Neuroradiology and throat and head radiology will lead key subjects, because, Professor Ulrich Moedder, this year’s Congress President, told us, ‘…they emphasise the necessary dialogue between individual clinical disciplines and radiological diagnostics and therapy in an ideal way.’
Risk management and quality assurance in hospitals and surgeries will also be discussed. However, there are major transformations ahead, he revealed: ‘Our courses have been completely changed – and, for the first time, they’ve been designed around a three-year programme. During that period, the basics of radiology will be taught systematically. For doctors in training for a radiology qualification we offer a special training course called The basics of image analysis.’
In addition, on International Day at the congress, renowned radiologists from Europe and the USA will introduce current standards used in mamma-diagnostics and prostate- diagnostics. ‘So, the set-up of this year’s radiology congress has changed quite a lot,’ the professor pointed out.
Asked which research area he considers the most promising, Prof Moedder cited molecular imaging, which marks cells, or individual molecules, that are typical for a disease process and so hints at changes long before they can be detected via conventional imaging procedures. The congress will also discuss reports about the first positive effects of stem cell implants prior to the removal of liver tissue, he added. ‘In future these should make it possible to surgically remove liver tumours and metastases more effectively in a larger number of patients. Further developments in interventional, minimally invasive procedures in neuroradiology and general radiology are also very important.’
140 exhibitors will display products during the congress. Asked which innovations will draw the crowds, the professor referred to MRI. ‘The current focus is on improved and faster image processing. New iron oxide contrast media for MRI examinations will shortly be introduced to the market. It is hoped that they will detect metastases in the lymph nodes more precisely and will identify centres of inflammation in organs at a very early stage.

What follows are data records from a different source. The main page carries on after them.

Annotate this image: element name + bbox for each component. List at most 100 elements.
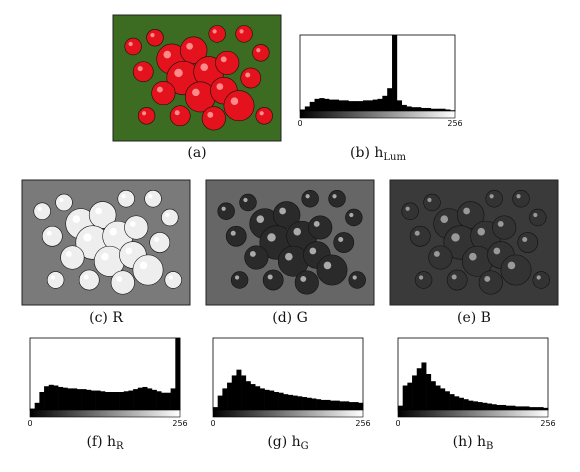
berry [428, 245, 453, 270]
berry-highlight [37, 206, 42, 211]
histogram-bar [288, 394, 293, 410]
berry [78, 269, 100, 291]
histogram-bar [30, 408, 35, 410]
berry-highlight [239, 29, 244, 34]
histogram-bar [358, 101, 364, 111]
berry-highlight [216, 83, 224, 90]
histogram-bar [325, 399, 331, 410]
berry-highlight [259, 111, 264, 116]
berry [301, 190, 319, 208]
histogram-bar [333, 99, 340, 111]
berry [492, 215, 517, 240]
berry [46, 271, 65, 289]
photo [21, 179, 191, 306]
histogram-bar [430, 381, 436, 410]
berry-highlight [128, 41, 133, 47]
berry-highlight [186, 42, 193, 50]
berry-highlight [338, 236, 344, 242]
x-tick-label: 256 [355, 419, 370, 428]
histogram-bar [151, 389, 157, 410]
histogram-bar [259, 388, 265, 410]
berry-highlight [451, 274, 457, 280]
berry-highlight [522, 236, 528, 242]
berry-highlight [352, 275, 357, 280]
histogram-bar [344, 401, 350, 410]
berry [132, 61, 154, 83]
x-tick-label: 0 [297, 119, 302, 128]
berry-highlight [427, 197, 432, 203]
histogram-bar [519, 406, 525, 410]
berry [208, 25, 226, 43]
histogram-bar [39, 392, 45, 410]
histogram-bar [44, 386, 50, 410]
caption: (g) hG [267, 434, 308, 452]
caption-subscript: G [301, 441, 309, 452]
berry-highlight [200, 63, 209, 71]
berry [215, 50, 240, 75]
histogram-bar [292, 395, 298, 410]
berry [333, 232, 355, 253]
berry [149, 232, 171, 253]
histogram-bar [273, 392, 279, 410]
berry-highlight [349, 212, 354, 218]
berry [316, 254, 348, 286]
berry-highlight [230, 230, 236, 236]
histogram-bar [241, 375, 247, 410]
berry [137, 107, 156, 125]
histogram-bar [311, 398, 317, 410]
berry-highlight [156, 86, 163, 93]
histogram-bar [62, 387, 68, 410]
berry [423, 193, 441, 212]
berry [446, 269, 468, 291]
x-tick-label: 256 [540, 419, 555, 428]
histogram-bar [236, 369, 242, 410]
berry-highlight [83, 274, 89, 280]
histogram-bar [302, 397, 308, 410]
histogram-bar [105, 392, 110, 410]
histogram-bar [450, 110, 456, 111]
berry-highlight [243, 197, 248, 203]
caption-subscript: Lum [383, 152, 406, 163]
berry [414, 271, 433, 289]
berry-highlight [533, 212, 538, 218]
berry-highlight [234, 275, 240, 280]
histogram-bar [128, 390, 134, 410]
histogram-bar [444, 391, 450, 410]
caption: (c) R [89, 310, 123, 326]
histogram-bar [362, 100, 369, 111]
histogram-bar [309, 101, 315, 111]
histogram-bar [407, 382, 413, 410]
histogram-bar [338, 100, 344, 111]
histogram-bar [411, 107, 417, 111]
berry-highlight [493, 247, 501, 255]
berry [225, 225, 247, 247]
berry [272, 201, 301, 229]
histogram-bar [358, 402, 364, 410]
histogram-bar [324, 98, 330, 111]
histogram-bar [353, 101, 359, 111]
berry-highlight [249, 251, 256, 257]
berry [235, 25, 253, 43]
berry [161, 208, 179, 227]
berry-highlight [309, 247, 317, 255]
histogram-bar [425, 107, 432, 111]
berry [41, 225, 63, 247]
histogram-bar [435, 385, 441, 410]
berry-highlight [165, 212, 170, 218]
caption: (a) [187, 145, 206, 161]
histogram-bar [100, 391, 106, 410]
berry-highlight [433, 251, 440, 257]
caption: (f) hR [86, 434, 124, 452]
berry-highlight [497, 221, 504, 227]
histogram-bar [396, 100, 403, 111]
berry [146, 28, 164, 47]
berry [512, 190, 530, 208]
x-tick-label: 256 [447, 119, 462, 128]
berry-highlight [174, 68, 183, 78]
berry-highlight [279, 207, 286, 215]
histogram-bar [90, 390, 96, 410]
berry [529, 208, 547, 227]
histogram-bar [306, 397, 312, 410]
histogram-bar [543, 407, 549, 410]
caption: (d) G [272, 310, 308, 326]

‘Functional MRI has been an important topic in recent years. The introduction of 3-Tesla equipment opened up and posed numerous new research opportunities and questions that, prior to this, had been unthinkable for technical reasons. Now 7-Tesla MRIs are available, significantly increasing these research opportunities. They provide ever new, fascinating details on the functioning of the human brain. All in all, new MRI technologies are used for considerable research.
‘The use of dual-source computed tomography in cardiac diagnostics is having quite a broad, positive effect on healthcare system. It facilitates a detailed examination of the heart without using catheters, in many cases making invasive cardiac diagnostic procedures obsolete. From this, we can expect a significant improvement in patient care.
‘In computed tomography the focus is on new machines with larger numbers of detectors that should increase spatial resolution even further, whilst lowering radiation exposure.
‘Rapid progress in stent and catheter technology have improved treatment options in interventional radiology and represent significant advantages for patients.’
Refresher courses and workshops
The very diversified topics and contents have been designed to fit a three-year period. Courses include paediatric radiology or neuroradiology, with others focused on procedures such as ultrasound scans, the professor explained. Training also will be provided in some of the increasingly important interventional procedures, e.g. carotid artery dilation.
Other highlights will include a highly interactive basic radiology course for doctors, and hands-on workshops in which new procedures, such as image-controlled therapies, can be practised on dummies. ‘The use of stents to treat constrictions of cerebral vessels, of the renal arteries and pelvic and leg arteries is attracting particular interest. Vertebroplasty – an interesting therapy option for osteoporosis patients – is also in the programme, and the courses will be rounded off with a chance to practise CT virtual coloscopy,’ the professor added.
Given the current glut of junior radiologists in Germany, we asked what the congress might do to stabilise this situation. ‘Attracting young doctors to radiology is an important and continuous process. It depends on the ability to communicate the outstanding perspectives of this medical discipline and on the ability to offer solid and structured training. Young doctors who decide to specialise in radiology must be given the chance to learn all aspects of in- and out-patient radiology during training. The German Radiology Congress acts as a role model, but the implementation should happen during daily routine in a hospital.’
Today radiology is an integral part of many therapies – particularly MIS. We asked what other areas are similarly developing and what the future holds for the interventional radiologist? ‘Procedures to open and close vessels are already integral parts of optimum patient care, such as dilation of cerebral vessels to prevent strokes, treatment of cerebral bleeds and treatment of smoker’s leg,’ Prof Moedder pointed out. ‘There are also many different possibilities for interventional radiology to treat back pain. Interventional radiologists can also administer local therapy for defined tumours, such as liver metastases, as well as to treat infections or abscesses in the lung or abdomen.
‘In the future, when we’re able to make diseases visible on a cellular level, we will be able to treat them earlier. So radiology will make an important diagnostic and therapeutic contribution towards patient care in various areas.’